Abstract

Author profiling consists of extracting their demographic and psychographic information by examining their writings. This information can then be used to improve the reader experience and to detect bots or propagators of hoaxes and/or hate speech. Therefore, author profiling can be applied to build more robust and efficient Knowledge-Based Systems for tasks such as content moderation, user profiling, and information retrieval. Author profiling is typically performed automatically as a document classification task. Recently, language models based on transformers have also proven to be quite effective in this task. However, the size and heterogeneity of novel language models, makes it necessary to evaluate them in context. The contributions we make in this paper are four-fold: First, we evaluate which language models are best suited to perform author profiling in Spanish. These experiments include basic, distilled, and multilingual models. Second, we evaluate how feature integration can improve performance for this task.

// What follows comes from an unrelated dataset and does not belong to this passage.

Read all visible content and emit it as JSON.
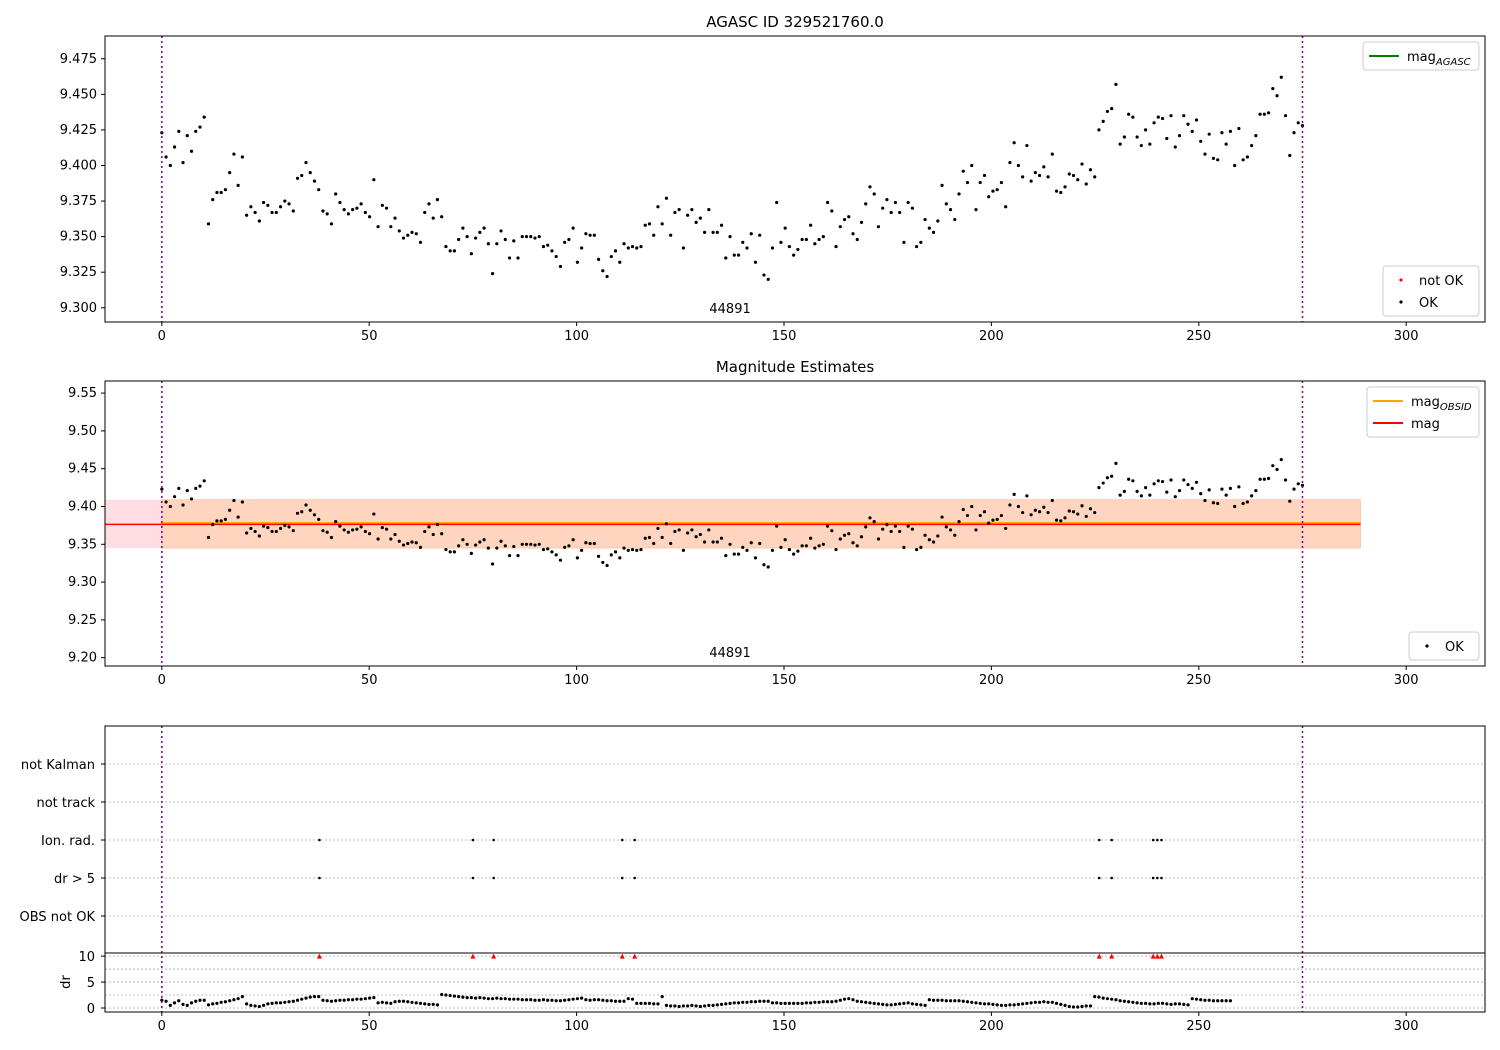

We evaluate two distinct strategies: knowledge integration and ensemble learning. Third, we evaluate the ability of linguistic features to improve the interpretability of the results. Fourth, we evaluate the performance of each language model in terms of memory, training, and inference times. Our results indicate that the use of lightweight models can indeed achieve similar performance to heavy models and that multilingual models are actually less effective than models trained with one language. Finally, we confirm that the best models and strategies for integrating features ultimately depend on the context of the task.